Absolutely. It is through shared experience that Photography generally works and it is the fact that we are all so alike which gives me hope for developing at least a rudimentary framework.
The main thing that is wrong with your thinking is to consider the Photograph as containing language, or that it is capable of being structured like language.
Images work through systems much deeper and, in some respects, more rudimentary than language. All animals with vision work with visual cues and it is from this system that language developed. Language is representational and it's usefulness is what has caused it to overlay and supercede the visual.
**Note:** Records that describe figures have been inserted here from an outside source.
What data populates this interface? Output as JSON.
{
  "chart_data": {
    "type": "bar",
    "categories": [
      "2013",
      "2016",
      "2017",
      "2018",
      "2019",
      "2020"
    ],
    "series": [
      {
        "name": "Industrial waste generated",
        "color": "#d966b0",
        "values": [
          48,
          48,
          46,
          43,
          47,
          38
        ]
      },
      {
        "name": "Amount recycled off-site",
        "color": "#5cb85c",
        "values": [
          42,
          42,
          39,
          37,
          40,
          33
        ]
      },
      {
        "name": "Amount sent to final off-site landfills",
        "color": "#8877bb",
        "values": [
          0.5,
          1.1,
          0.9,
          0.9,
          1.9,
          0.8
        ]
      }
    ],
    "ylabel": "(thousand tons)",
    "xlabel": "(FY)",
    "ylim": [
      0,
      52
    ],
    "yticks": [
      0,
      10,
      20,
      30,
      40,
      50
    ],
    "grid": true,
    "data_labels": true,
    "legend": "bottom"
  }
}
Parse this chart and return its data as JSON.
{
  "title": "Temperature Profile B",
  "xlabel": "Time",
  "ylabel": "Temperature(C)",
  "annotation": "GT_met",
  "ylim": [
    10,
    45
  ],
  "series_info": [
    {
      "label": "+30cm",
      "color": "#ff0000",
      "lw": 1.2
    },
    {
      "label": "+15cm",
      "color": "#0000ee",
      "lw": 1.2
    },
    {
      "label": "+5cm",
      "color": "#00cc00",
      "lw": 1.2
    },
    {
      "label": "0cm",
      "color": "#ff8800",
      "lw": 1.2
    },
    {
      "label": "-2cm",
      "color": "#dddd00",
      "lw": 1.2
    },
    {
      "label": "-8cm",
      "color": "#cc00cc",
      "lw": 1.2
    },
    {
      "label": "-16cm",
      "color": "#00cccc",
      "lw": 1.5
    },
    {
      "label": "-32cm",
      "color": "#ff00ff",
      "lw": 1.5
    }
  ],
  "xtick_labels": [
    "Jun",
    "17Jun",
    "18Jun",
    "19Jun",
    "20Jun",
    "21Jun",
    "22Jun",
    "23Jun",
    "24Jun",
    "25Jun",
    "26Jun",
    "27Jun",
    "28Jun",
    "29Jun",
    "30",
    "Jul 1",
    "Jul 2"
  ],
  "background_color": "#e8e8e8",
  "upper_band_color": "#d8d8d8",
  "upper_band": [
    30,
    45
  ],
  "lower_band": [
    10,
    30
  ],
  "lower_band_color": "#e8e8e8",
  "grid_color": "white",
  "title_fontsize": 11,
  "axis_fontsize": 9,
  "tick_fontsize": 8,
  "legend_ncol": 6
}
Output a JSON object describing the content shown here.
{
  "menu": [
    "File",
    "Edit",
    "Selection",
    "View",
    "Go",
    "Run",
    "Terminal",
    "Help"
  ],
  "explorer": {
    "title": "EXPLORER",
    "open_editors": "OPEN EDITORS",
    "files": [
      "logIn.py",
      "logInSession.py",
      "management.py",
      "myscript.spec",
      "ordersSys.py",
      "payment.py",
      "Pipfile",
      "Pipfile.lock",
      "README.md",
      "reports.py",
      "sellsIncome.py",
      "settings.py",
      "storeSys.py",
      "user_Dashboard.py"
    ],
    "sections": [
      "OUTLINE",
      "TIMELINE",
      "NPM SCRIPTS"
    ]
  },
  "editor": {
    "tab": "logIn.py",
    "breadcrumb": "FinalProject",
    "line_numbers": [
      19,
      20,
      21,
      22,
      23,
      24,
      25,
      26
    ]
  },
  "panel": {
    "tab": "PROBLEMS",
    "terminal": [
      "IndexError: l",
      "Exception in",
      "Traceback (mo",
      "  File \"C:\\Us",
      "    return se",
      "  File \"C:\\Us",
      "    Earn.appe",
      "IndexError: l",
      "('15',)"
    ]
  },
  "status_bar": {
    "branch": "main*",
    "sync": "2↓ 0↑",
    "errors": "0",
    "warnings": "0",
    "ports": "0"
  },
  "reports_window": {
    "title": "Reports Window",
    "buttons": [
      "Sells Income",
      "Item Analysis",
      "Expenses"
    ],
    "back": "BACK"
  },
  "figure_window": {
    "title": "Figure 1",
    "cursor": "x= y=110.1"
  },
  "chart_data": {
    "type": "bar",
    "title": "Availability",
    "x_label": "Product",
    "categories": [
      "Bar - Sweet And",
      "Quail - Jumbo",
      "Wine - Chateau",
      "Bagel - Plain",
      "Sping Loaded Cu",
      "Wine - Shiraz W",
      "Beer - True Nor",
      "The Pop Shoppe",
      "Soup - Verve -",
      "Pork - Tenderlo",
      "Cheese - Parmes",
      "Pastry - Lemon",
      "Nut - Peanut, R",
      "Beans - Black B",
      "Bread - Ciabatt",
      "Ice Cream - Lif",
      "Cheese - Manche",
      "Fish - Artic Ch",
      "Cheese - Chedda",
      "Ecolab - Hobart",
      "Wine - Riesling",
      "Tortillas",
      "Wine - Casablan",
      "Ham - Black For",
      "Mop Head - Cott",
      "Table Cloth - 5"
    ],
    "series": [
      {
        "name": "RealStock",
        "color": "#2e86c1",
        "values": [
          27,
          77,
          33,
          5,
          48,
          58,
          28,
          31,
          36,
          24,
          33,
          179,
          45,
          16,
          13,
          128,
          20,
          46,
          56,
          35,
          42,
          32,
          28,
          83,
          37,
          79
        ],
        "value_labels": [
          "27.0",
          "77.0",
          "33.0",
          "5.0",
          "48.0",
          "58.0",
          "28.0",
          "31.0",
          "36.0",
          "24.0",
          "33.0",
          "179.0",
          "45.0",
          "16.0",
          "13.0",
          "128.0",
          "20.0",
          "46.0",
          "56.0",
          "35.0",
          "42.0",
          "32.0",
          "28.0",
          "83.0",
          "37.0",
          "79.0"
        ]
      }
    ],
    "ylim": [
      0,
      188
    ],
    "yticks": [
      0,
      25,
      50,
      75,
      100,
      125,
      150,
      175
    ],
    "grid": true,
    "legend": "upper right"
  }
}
The word 'rose' for example represents an ideal. We all have an image of a rose that the word conjures up (and for the majority it's red) - it is a metaphor.
But a photograph of a rose is something else. It represents both all roses and one specific individual (the rose in the image) at one and the same time. It is because of this that a photograph could be said to contain too much information*. Which is one of the reasons that B&W photography is considered more 'arty' than colour. That and the fact that a colour photograph is too 'real'.
All this aside, any attempt to codify the system of signs (those signals within an image that trigger our various responses) must start with defining all of the elements that can play a part.
Light and colour are two immediate ones. There are different qualities of light and these can be further modified (in colour photography) by colour temperature, and in all photography by direction.
We will have a different set of responses to an image shot in morning light (quite blue), at mid-day (yellowish), evening (orange), fog and so on. That is because they represent times of day and weather conditions that we have associations with. And we haven't even started with artificial light.
Then shadows will play a part. Shadows have a variety of functions in an image from providing surface texture to giving an air of mystery or oppresion.
Body language, facial expression, composition.... And each will modify the others. A person reclining on the grass in the evening will have one set of cues, the same pose on a bed will give another set, and a third if we position the body on a sofa.
It appears a daunting task but I think with a lot of careful thought we can analyse it down.
Ralph Gibson has done some interesting images that might help people understand where we are going.
http://www.ralphgibson.com/gallery/
*In this instance I use 'information' in the sense of telling us about the surface appearance of things.